Action brought on 9 November 2023 – MD v Commission

(Case T-1063/23)

Language of the case: Italian

Parties

Applicant: MD (represented by: P. D’Imporzano, lawyer)

Defendant: European Commission

Form of order sought

The applicant claims that the Court should:

Annul the contested decision, and therefore the implicit decision rejecting the complaint lodged on 11 May 2023 against draft decision PMO.3, which became final after 60 days;

Order the Commission to pay the costs of the proceedings.

Pleas in law and main arguments

In support of the action, the applicant relies on four pleas in law.

1.    First plea, alleging that the criterion of ‘prior condition’ (original: ‘état antérieur’), on which the decision is based, is not provided for in the Common rules on the insurance of officials of the European Communities against the risk of accident and of occupational disease (‘the common rules’) (Article 9)

It can be inferred from the wording of Article 9 that it is not relevant whether, before the accident, a part of the body was in good or poor condition. It is only relevant whether it was necessary to intervene in order to restore, to the extent possible, a situation that is not less favourable than before; the treatment to restore, to the extent possible, physical integrity could also lead to functional improvement;

The ‘prior condition’ is irrelevant in order to determine the appropriate treatment, including long-term treatment;

Unlawfulness of the contested decision based, at least implicitly, on the criterion of ‘prior condition’.

2.    Second plea, alleging a contradiction between acceptance of the expenses incurred directly in relation to the accident and refusal to pay expenses potentially incurred in relation to potential complications

The applicant was reimbursed under the accident rules governing the costs of the implant and crown on tooth 13. However, as a result of the reports by the doctor designated by the Institution, at least accepted implicitly by that institution, the possibility of the accident rules covering treatment in the event of potential complications was ruled out on grounds of a prior condition. Were a prior condition to be relied on – the lawfulness of which is disputed – payment of direct expenses should also, logically, have been refused.

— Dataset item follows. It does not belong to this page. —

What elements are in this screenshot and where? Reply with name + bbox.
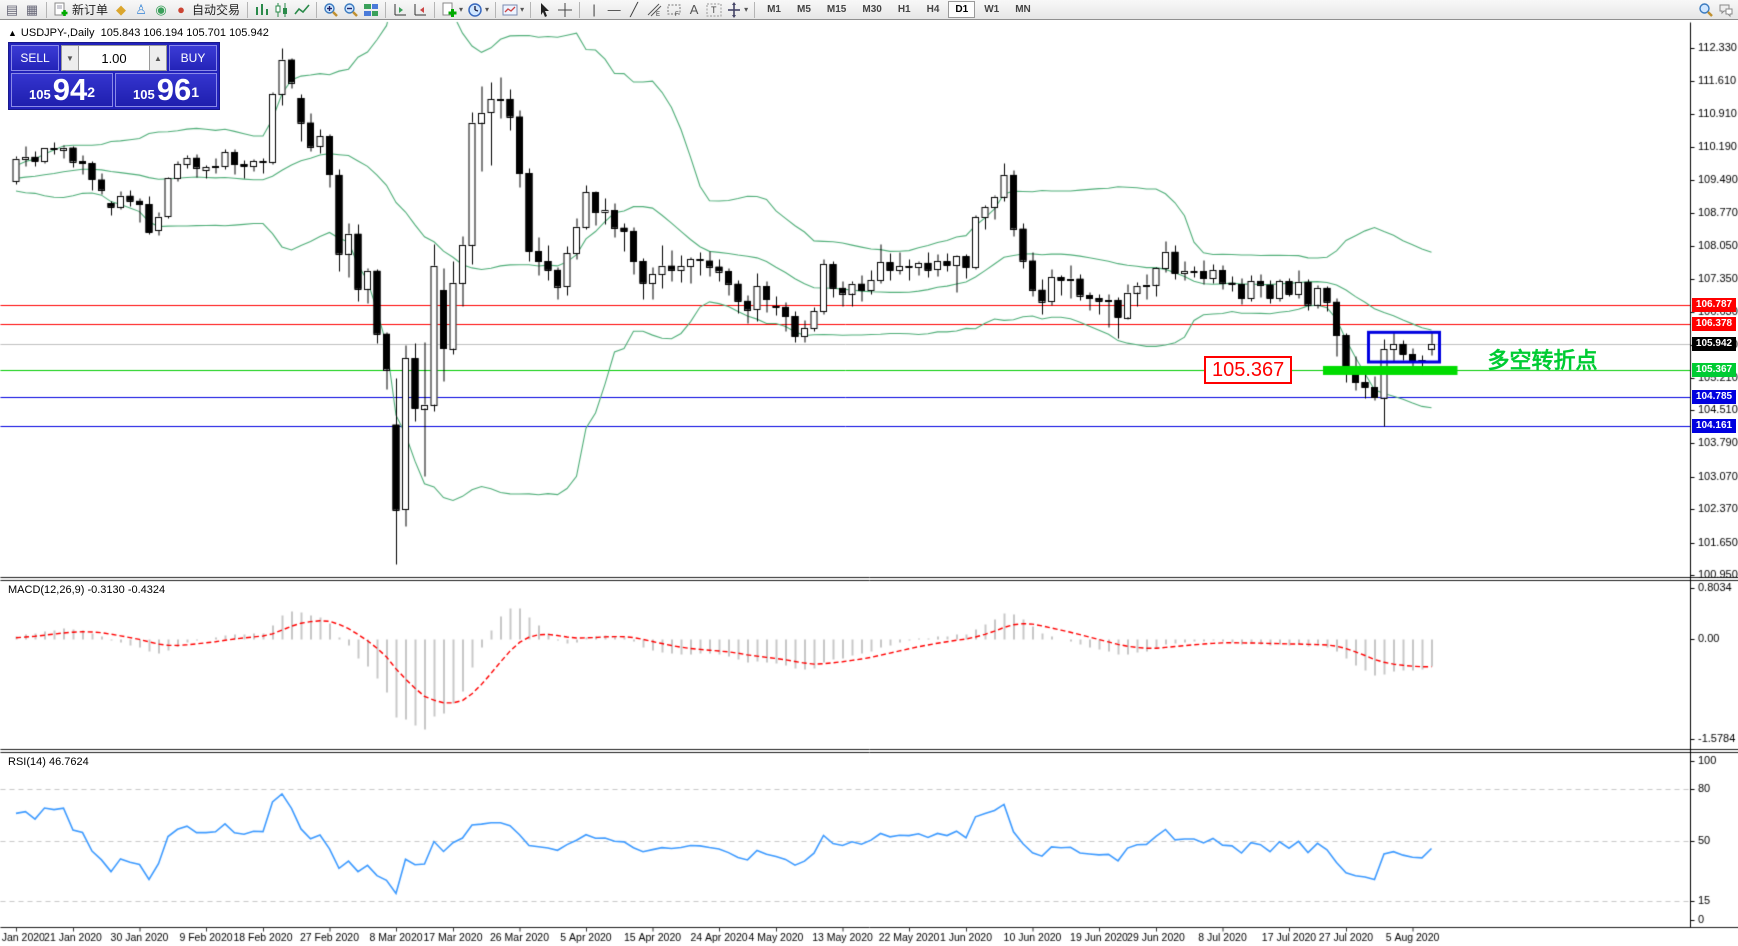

Infringement of Article 17 of the common rules, which makes the reopening of a case subject to the sole condition that the injury has worsened in comparison with the situation before the accident.

3.    Third plea in law, alleging inadequate statement of reasons in the report of the doctor designated by the Institution and, at least implicitly, accepted by the administration

The finding in the report of the doctor designated by the Institution and, at least implicitly, accepted by the administration was not supported by adequate reasons, having regard to the medical documents submitted.

4.    Fourth plea in law, alleging lack of independence and conflict of interest of the doctor designated by the Institution

An insurance policy was signed by the Institutions in respect of the risk of accidents of their staff. Should an accident covered by Article 73 of the Staff Regulations be determined to have occurred, the cost of the services set out in paragraphs 2 and 3 are covered by the insurance company. In this case, the doctor designated by the Institution is also the doctor of the insurance company which concluded the contract with the Institutions and which must bear the expenses laid down in the Staff Regulations.

That doctor, in performing both sets of duties, cannot operate with the necessary independence and impartiality. If it were the case that his fees for drafting his findings were paid by the insurance company, the conflict of interest would be obvious.